Have you ever been attacked by a vulture? Not just any old vulture, but a kamikaze vulture? And not just any old kamikaze vulture, but one that is the size of an albatross? Before Saturday August 22, 2020 my wife and I would have answered “no” to those questions, but today we can definitively answer in the affirmative.
I was driving in the middle lane on I-75 with a semi-truck in the right lane driving slightly in front of me and an SUV to my left. Suddenly, a kamikaze vulture appeared to be catapulted from the top of the semi! To gain an appreciation of how large this bird was as it was coming towards us I was certain it was an albatross. This excessively large blob came falling out of the sky and it was like a slow motion, 3D movie. It appeared to be dawdling along slowly targeting the perfect spot to smash into our windshield. While at the same time it appeared to be a heat seeking missile and our utter destruction was imminent.
This kamikaze vulture/albatross smashed into its intended target. Our windshield was struck and between that sound and the shaking of the car I have been told it registered 7.6 on the Richter scale. Okay, I am lying about that but there was a loud thump. The driver’s side wiper blade was bent into a 90 degree angle rending it completely useless. An indescribable white substance splattered everywhere causing my car to appear to be heading straight for Fred Sanford’s junk yard.

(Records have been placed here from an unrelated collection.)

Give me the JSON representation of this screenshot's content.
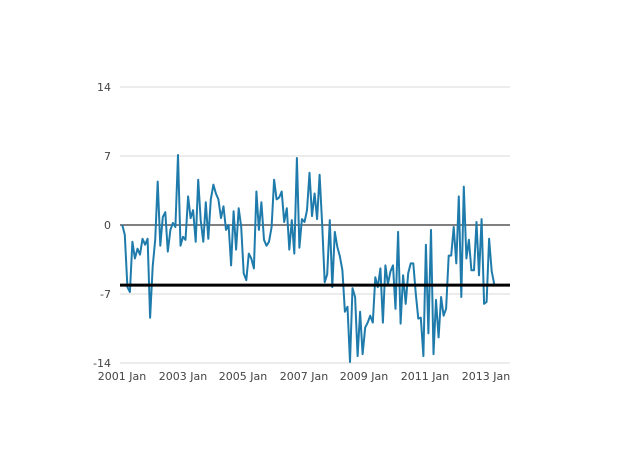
{
  "chart_data": {
    "type": "line",
    "title": "",
    "xlabel": "",
    "ylabel": "",
    "x_start": "2001 Jan",
    "frequency": "monthly",
    "x_tick_labels": [
      "2001 Jan",
      "2003 Jan",
      "2005 Jan",
      "2007 Jan",
      "2009 Jan",
      "2011 Jan",
      "2013 Jan"
    ],
    "y_tick_labels": [
      "14",
      "7",
      "0",
      "-7",
      "-14"
    ],
    "y_ticks": [
      14,
      7,
      0,
      -7,
      -14
    ],
    "ylim": [
      -14,
      14
    ],
    "grid": true,
    "legend": "none",
    "reference_line": {
      "value": -6.1,
      "color": "#000000"
    },
    "zero_line_color": "#000000",
    "grid_color": "#d9d9d9",
    "series": [
      {
        "color": "#1f7bab",
        "values": [
          0,
          -1,
          -6.3,
          -6.8,
          -1.7,
          -3.4,
          -2.4,
          -3,
          -1.4,
          -2,
          -1.4,
          -9.4,
          -4.2,
          -1.5,
          4.4,
          -2.1,
          0.8,
          1.3,
          -2.7,
          -0.5,
          0.2,
          -0.2,
          7.1,
          -2.1,
          -1.2,
          -1.5,
          2.9,
          0.7,
          1.5,
          -1.7,
          4.6,
          0.5,
          -1.7,
          2.3,
          -1.4,
          2.6,
          4.1,
          3.2,
          2.6,
          0.7,
          1.9,
          -0.5,
          0,
          -4.1,
          1.4,
          -2.5,
          1.7,
          -0.2,
          -4.9,
          -5.6,
          -2.9,
          -3.4,
          -4.4,
          3.4,
          -0.5,
          2.3,
          -1.5,
          -2.1,
          -1.7,
          -0.2,
          4.6,
          2.6,
          2.8,
          3.4,
          0.3,
          1.7,
          -2.5,
          0.5,
          -2.9,
          6.8,
          -2.3,
          0.6,
          0.3,
          1.5,
          5.3,
          0.9,
          3.2,
          0.6,
          5.1,
          0,
          -5.8,
          -5,
          0.5,
          -6.3,
          -0.7,
          -2.2,
          -3.2,
          -4.6,
          -8.8,
          -8.3,
          -13.9,
          -6.4,
          -7.3,
          -13.3,
          -8.8,
          -13.1,
          -10.4,
          -9.9,
          -9.2,
          -9.9,
          -5.3,
          -6.3,
          -4.4,
          -9.9,
          -4.1,
          -6,
          -4.7,
          -4.1,
          -8.5,
          -0.7,
          -10,
          -5.1,
          -8,
          -4.9,
          -3.9,
          -3.9,
          -7,
          -9.5,
          -9.4,
          -13.3,
          -2,
          -11,
          -0.5,
          -13.1,
          -7.6,
          -11.4,
          -7.3,
          -9.2,
          -8.5,
          -3.1,
          -3.1,
          -0.2,
          -3.9,
          2.9,
          -7.3,
          3.9,
          -3.4,
          -1.5,
          -4.6,
          -4.6,
          0.3,
          -5.1,
          0.6,
          -8,
          -7.8,
          -1.4,
          -4.7,
          -6
        ]
      }
    ]
  }
}
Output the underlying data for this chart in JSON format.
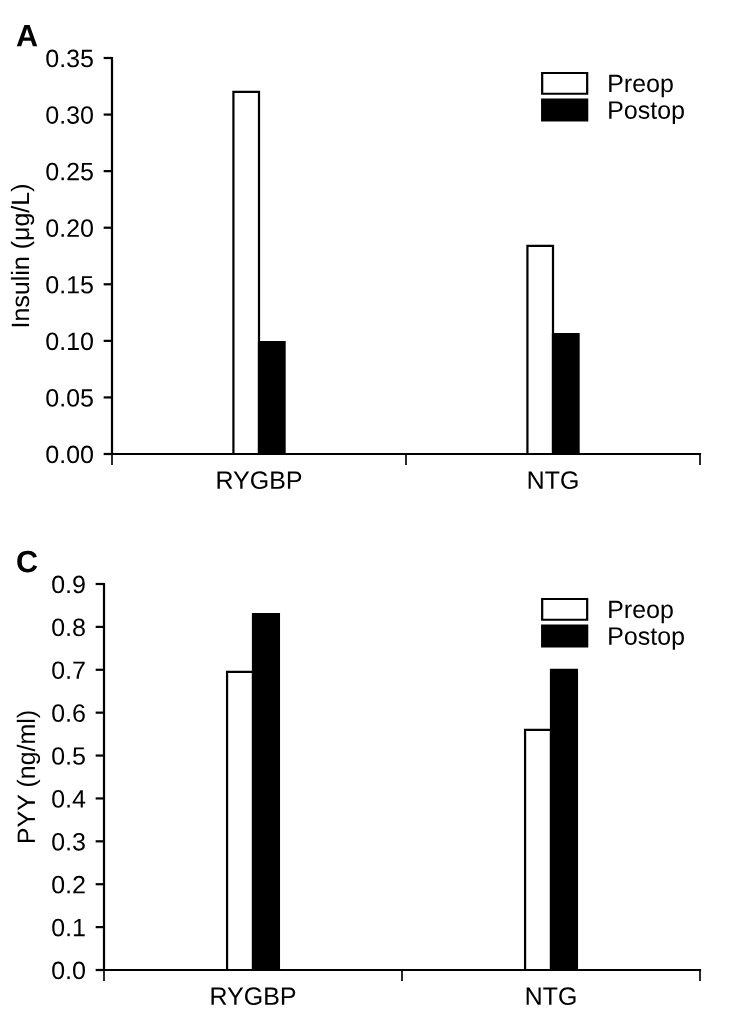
{
  "chart_data": [
    {
      "type": "bar",
      "title": "A",
      "ylabel": "Insulin (μg/L)",
      "categories": [
        "RYGBP",
        "NTG"
      ],
      "series": [
        {
          "name": "Preop",
          "color": "#ffffff",
          "values": [
            0.32,
            0.184
          ]
        },
        {
          "name": "Postop",
          "color": "#000000",
          "values": [
            0.099,
            0.106
          ]
        }
      ],
      "ylim": [
        0,
        0.35
      ],
      "yticks": [
        {
          "value": 0,
          "label": "0.00"
        },
        {
          "value": 0.05,
          "label": "0.05"
        },
        {
          "value": 0.1,
          "label": "0.10"
        },
        {
          "value": 0.15,
          "label": "0.15"
        },
        {
          "value": 0.2,
          "label": "0.20"
        },
        {
          "value": 0.25,
          "label": "0.25"
        },
        {
          "value": 0.3,
          "label": "0.30"
        },
        {
          "value": 0.35,
          "label": "0.35"
        }
      ],
      "grid": false,
      "legend": "top right"
    },
    {
      "type": "bar",
      "title": "C",
      "ylabel": "PYY (ng/ml)",
      "categories": [
        "RYGBP",
        "NTG"
      ],
      "series": [
        {
          "name": "Preop",
          "color": "#ffffff",
          "values": [
            0.695,
            0.56
          ]
        },
        {
          "name": "Postop",
          "color": "#000000",
          "values": [
            0.83,
            0.7
          ]
        }
      ],
      "ylim": [
        0,
        0.9
      ],
      "yticks": [
        {
          "value": 0,
          "label": "0.0"
        },
        {
          "value": 0.1,
          "label": "0.1"
        },
        {
          "value": 0.2,
          "label": "0.2"
        },
        {
          "value": 0.3,
          "label": "0.3"
        },
        {
          "value": 0.4,
          "label": "0.4"
        },
        {
          "value": 0.5,
          "label": "0.5"
        },
        {
          "value": 0.6,
          "label": "0.6"
        },
        {
          "value": 0.7,
          "label": "0.7"
        },
        {
          "value": 0.8,
          "label": "0.8"
        },
        {
          "value": 0.9,
          "label": "0.9"
        }
      ],
      "grid": false,
      "legend": "top right"
    }
  ]
}
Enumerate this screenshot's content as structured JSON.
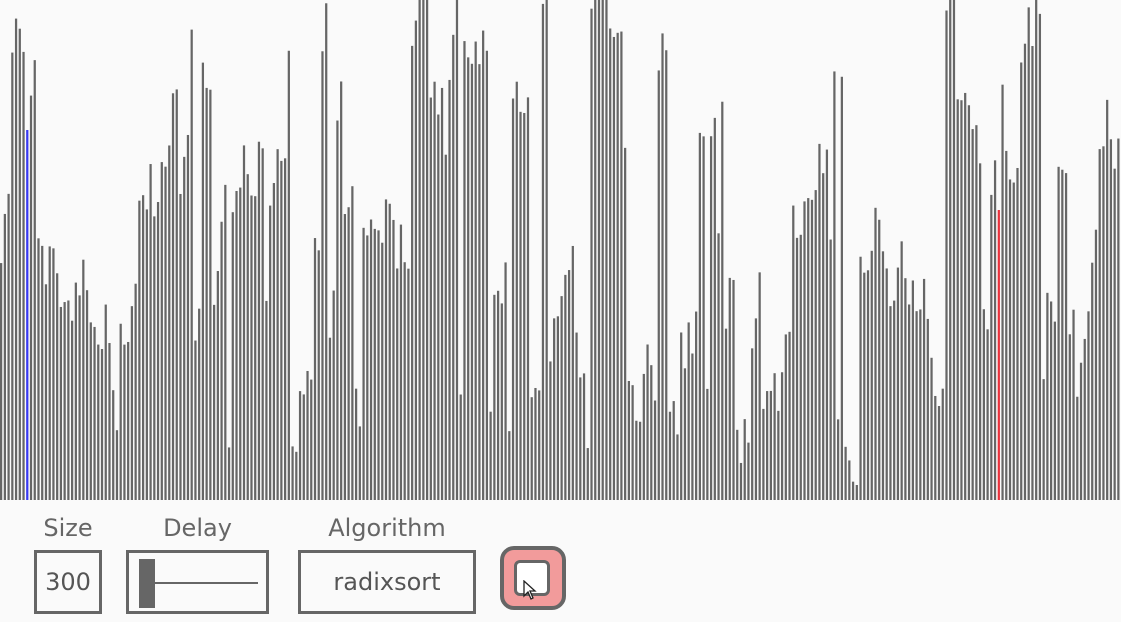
{
  "colors": {
    "bar": "#666666",
    "compare_left": "#3a3af0",
    "compare_right": "#e8323c",
    "background": "#fafafa",
    "button_fill": "#f29b9b"
  },
  "controls": {
    "size_label": "Size",
    "size_value": "300",
    "delay_label": "Delay",
    "delay_level": 0.05,
    "algorithm_label": "Algorithm",
    "algorithm_value": "radixsort"
  },
  "visualizer": {
    "bar_count": 300,
    "highlight_left_index": 7,
    "highlight_right_index": 267
  },
  "icons": {
    "run_button": "toggle-button-icon",
    "cursor": "mouse-pointer-icon"
  }
}
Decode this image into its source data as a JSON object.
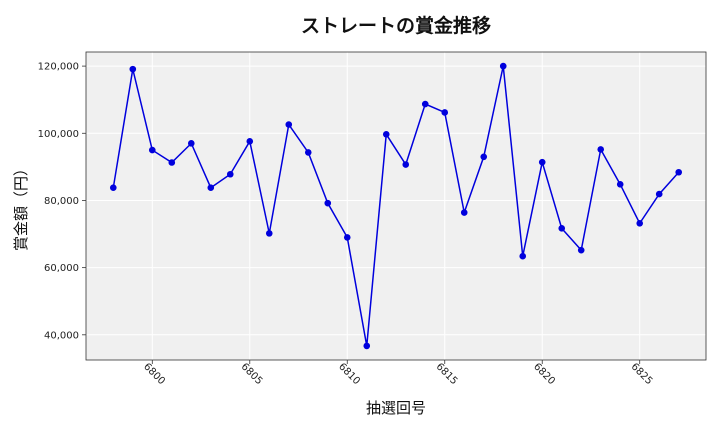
{
  "chart_data": {
    "type": "line",
    "title": "ストレートの賞金推移",
    "xlabel": "抽選回号",
    "ylabel": "賞金額（円）",
    "x": [
      6798,
      6799,
      6800,
      6801,
      6802,
      6803,
      6804,
      6805,
      6806,
      6807,
      6808,
      6809,
      6810,
      6811,
      6812,
      6813,
      6814,
      6815,
      6816,
      6817,
      6818,
      6819,
      6820,
      6821,
      6822,
      6823,
      6824,
      6825,
      6826,
      6827
    ],
    "series": [
      {
        "values": [
          83800,
          119100,
          95000,
          91300,
          97000,
          83800,
          87800,
          97600,
          70200,
          102600,
          94300,
          79200,
          69000,
          36700,
          99700,
          90700,
          108700,
          106200,
          76400,
          93000,
          120000,
          63400,
          91400,
          71700,
          65200,
          95200,
          84800,
          73200,
          81900,
          88400
        ],
        "color": "#0000dd"
      }
    ],
    "xticks": [
      "6800",
      "6805",
      "6810",
      "6815",
      "6820",
      "6825"
    ],
    "yticks": [
      "40,000",
      "60,000",
      "80,000",
      "100,000",
      "120,000"
    ],
    "xlim": [
      6796.6,
      6828.4
    ],
    "ylim": [
      32500,
      124200
    ],
    "grid": true,
    "plot_background": "#f0f0f0",
    "grid_color": "#ffffff"
  }
}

Automatically, my mind started down a path that lead to a mixture of confusion, chaos and disarray. Some, but not all, of my thoughts were as follows: “My windshield wipers are completely useless and as I am currently driving there are not just one, but two hurricanes in the gulf.” (Unlike the Richter scale comment, that was true.) “How much is this stupid kamikaze vulture/albatross going to cost us? “ Yes, we have insurance, but our deducible is set so high that it was going to cost us an arm and a leg.” [An arm and a leg would be costly but not be as expensive as a liver as I have decided used livers must be lined with gold because those things are pricey. Yet once again, I get off my point.]
So when my negative thoughts had me surrounded as much as Davy Crocket at the Alamo, Noreta said “let’s pull off at the next exit and look for an auto parts store as it is going to rain.” Noreta reaffirmed her inner genius; that same inner genius that made her say “I do” 1 ½ score and 7 years ago. (Okay, for all of you not named honest Abe that is over 37 years ago.) The point of this paragraph is to point out my bride is at the top of the class when it comes to intelligence; especially when she is selecting a husband and while be attacked by a kamikaze vulture/albatross.
Since most of my readers (I think I have three now) will not be attacked by a kamikaze vulture/albatross, what is the point of this blog? It simply is this: Hard times will come. Sometimes those hard times arrive in the form of COVID or kamikaze vulture/albatross or that the Big 10ish or PAC 12 don’t get to play football. Hard times will come. (I know it can be debated that the Big 10ish and the PAC 12 don’t really play football anyway, but that is for another blog. Get to the point Ken, people are stopping reading due to the length of this blog. ) The point is that hard times will come.
When that trouble does spatter all over your life’s windshield where do your thoughts take you? Do they help you remain calm or do they drive you into deeper fretfulness? Do you think “this stupid kamikaze vulture/albatross is ruining the rest of my life?” Or do you think, “Let’s try pulling over and looking for an auto parts store.” If we let our thoughts run amok, our problems will continue to grow and grow and grow. Over 2000 years ago a man named Paul wrote some great thoughts about our thoughts. He transcribed that we are to “take every thought captive.” So when these thoughts that will only lead to destruction start piling up take them captive and think about “whatever is true, noble, right …”
The next time you are driving down the interstate of life and get dive bombed by a kamikaze vulture/albatross take your thoughts captive, listen to your wife, pull over, find an auto parts store and get on with your life. As one who has had up close and personal experience with a kamikaze vulture/albatross you will be grateful you did.